The wide eyes blinked twice and the woman swallowed hastily before straightening. "Sorry, I thought I knew you from somewhere. So - hats?"
"Yes, hats. Plural," Donna snapped, looking the young woman over. She was pretty, despite the odd black leather jumpsuit. It suited her dark complexion though. The army boots on the other hand... "That too girly for your Rambo-ness?"
"Uh, no makeup and things for me, thanks. That's more my sister's field of expertise. And my mom's." Both sets of eyes turned inward for a moment at this, two faces mirroring identical small smiles.
"So... that's your life now, is it? You buy hats. Meet up with the girls, have a pint. Talk about clothing and makeup and men? Don't you ever feel like there's more out there?"
"Yea, that's how I choose to live, because I like it!" Donna snapped; she got this sort of talk at home, no need to get lip from a stranger who dressed like GI Jane and who talked like Donna's everyday life were something unfamiliar, something almost out of reach.
"Tell me, what's your job, right now?"
"I'm an office temp. It's decent money and it's not to say I'm not looking out for a permanent position, a secretary or something, but... Once a temp, always a temp."
The girl frowned deeply at this, eyes flashing darkly. "Well, what do you do, then?" Donna barked, put off.
"Me? I... work with aliens, actually. I save the world."
"Aliens? Ha! Why does everyone always go on about that rubbish?

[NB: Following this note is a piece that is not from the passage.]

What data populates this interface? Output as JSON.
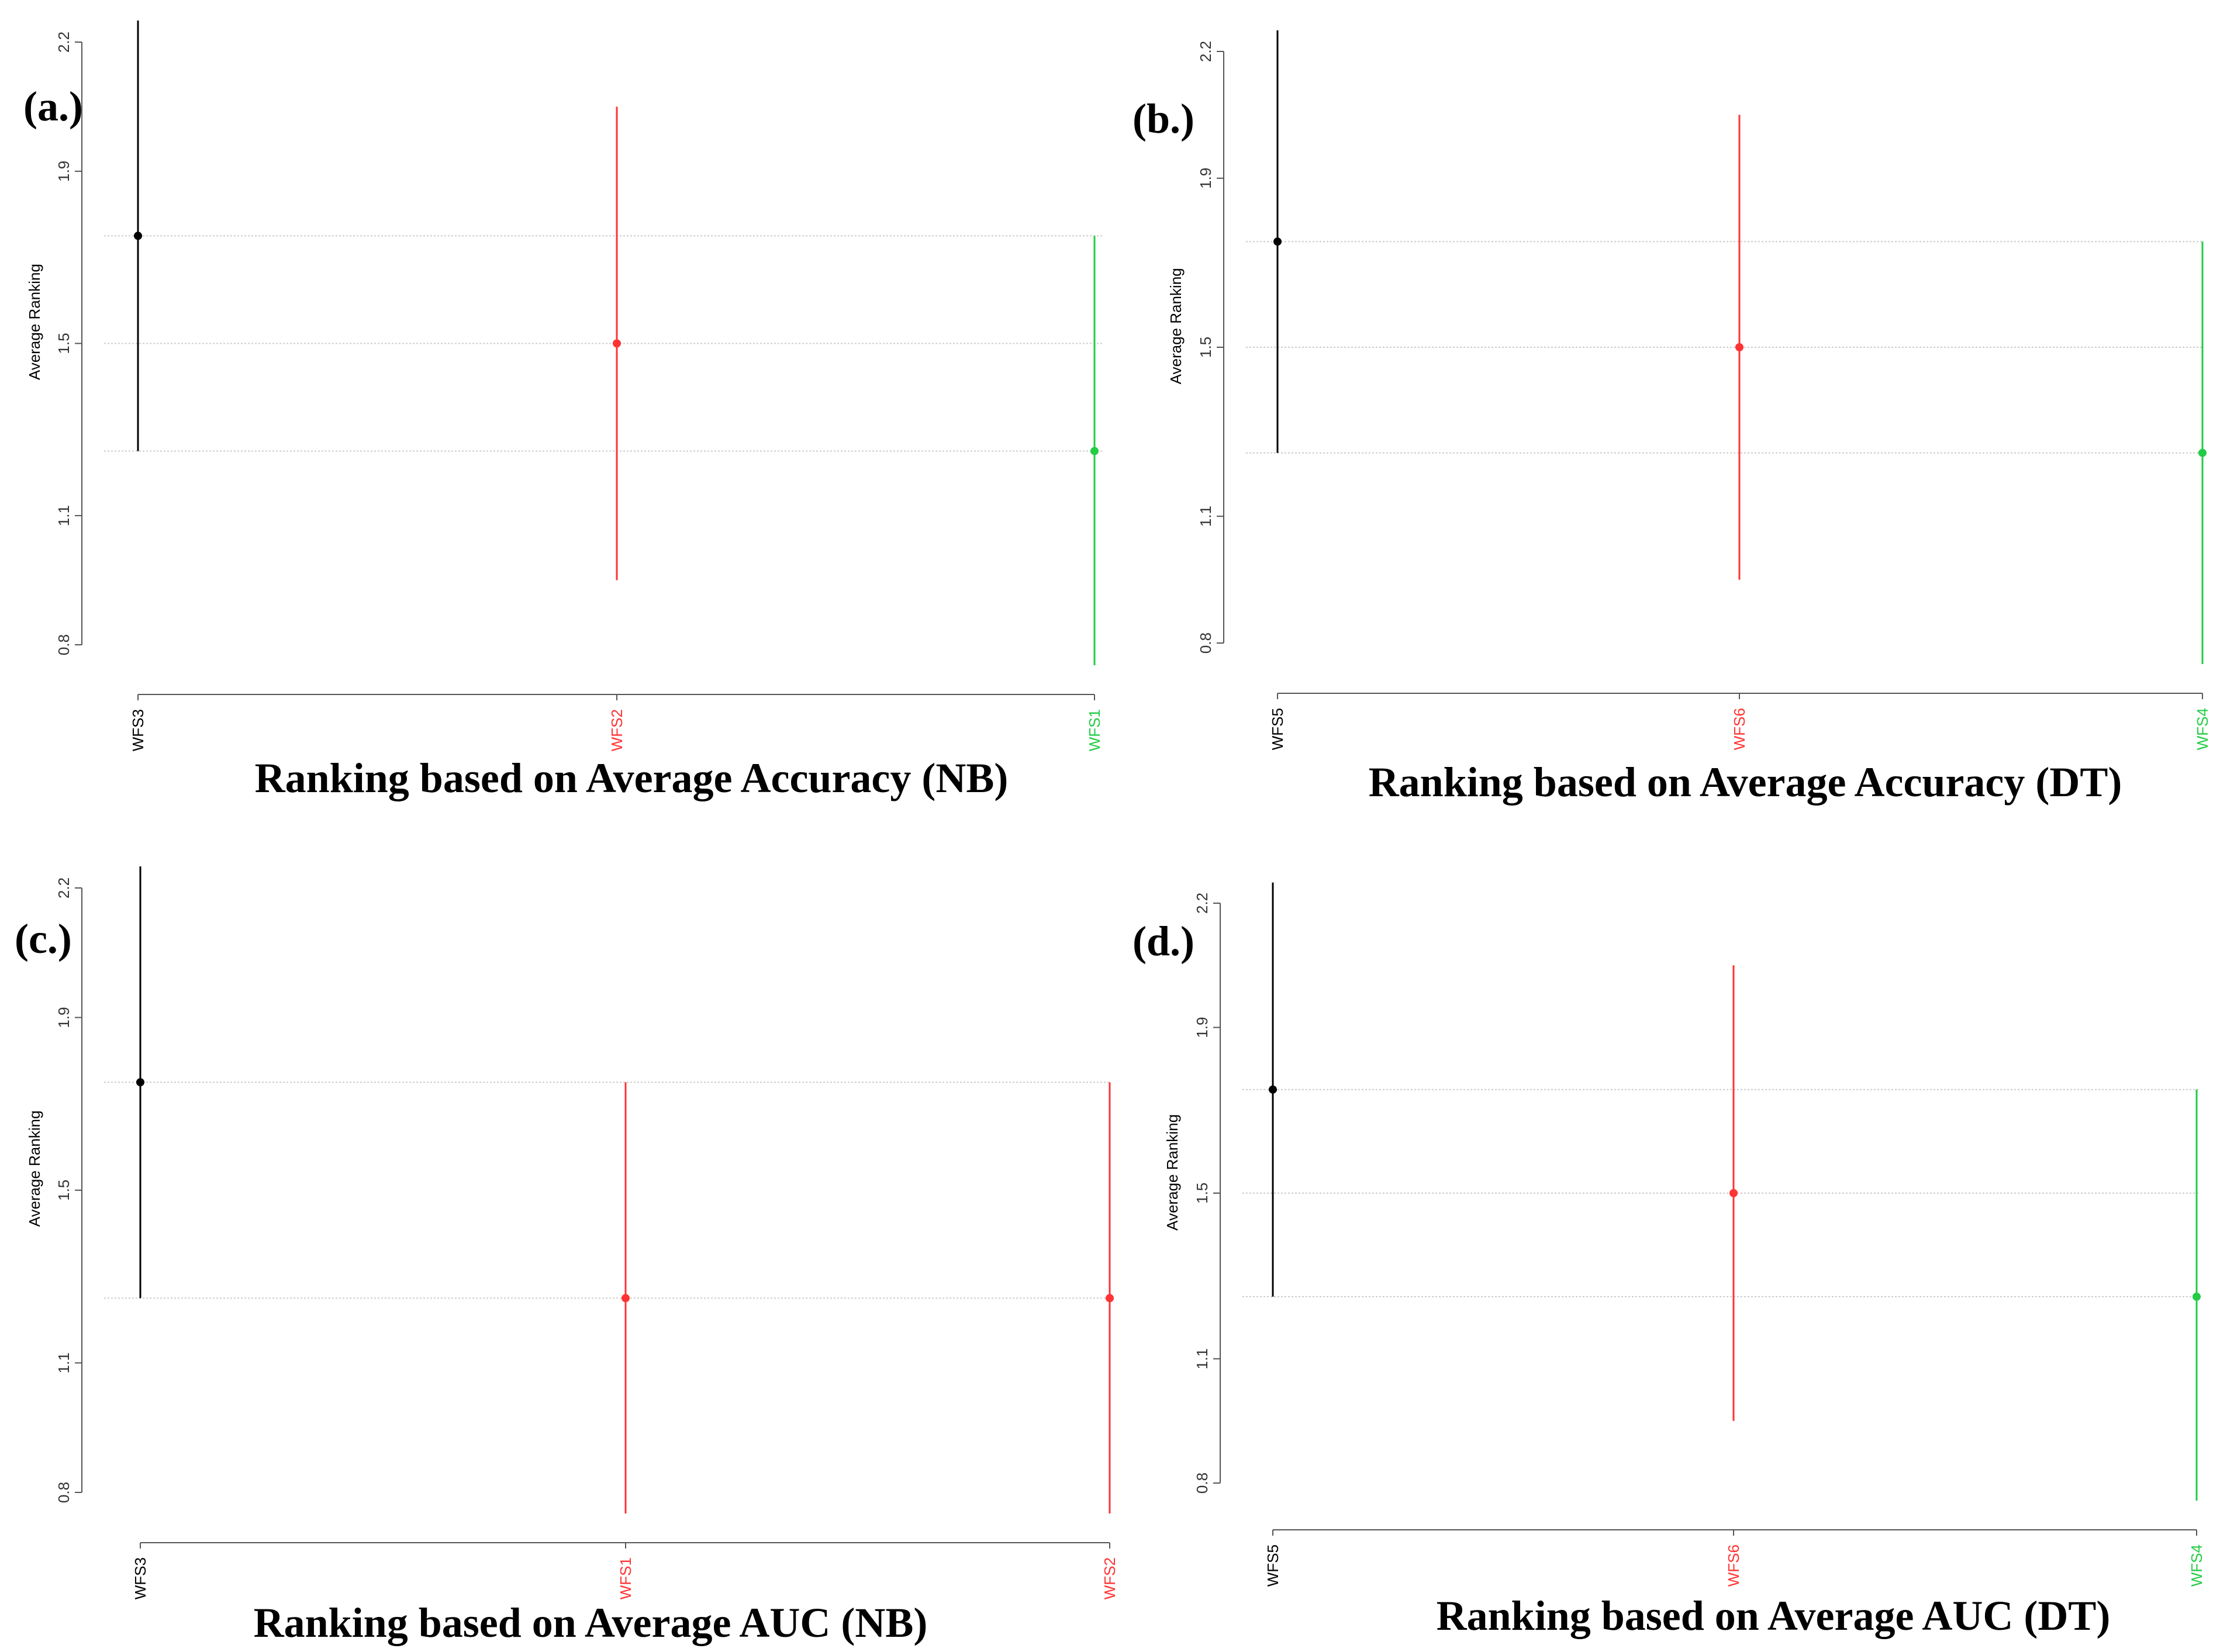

"So you're one of those, eh?" the young woman's eyes went dark for another moment. "Well, right then. You, miss, Donna, was it? You go save the world your own way. Go on then!"
"But -" Donna was almost at a loss of words, for once. The figure in front of her was so confident, so self-assured. In the young woman's posture and calm, earnest facial expression Donna could read a fierce sense of independence, a deep inner strength, and amazing vitality.
"Look, here's what I think: maybe you're a secretary because you think that's what you are, think it's the only place you'll ever be as a lower middle-class worker with no specialized training. Well, that. is. wrong. You've got to find whatever it is holding you back because it's up to you to knock it down. You're strong and you're stubborn - you're beautiful and I'd bet everything that you can be brilliant." Donna felt small tears in the corners of her eyes, though she couldn't quite place why. Here was a girl barely out of her teens and dressed head to heels in black leather talking to her like she knew her, like they were companions.
The hand mirror let out a small roar. The mysterious woman muttered "got to go!", jumped up and dashed off, yelling over her shoulder: "Good luck, Donna Noble!"
Donna set down her bag of hats, just for a moment, to watch the enigmatic figure dashing down the street. She felt a growing sense of inner resolve, a spark of self-worth fanned by her innately stubborn, fiery nature. It was only much later that it occurred to Donna she'd never told the woman her name.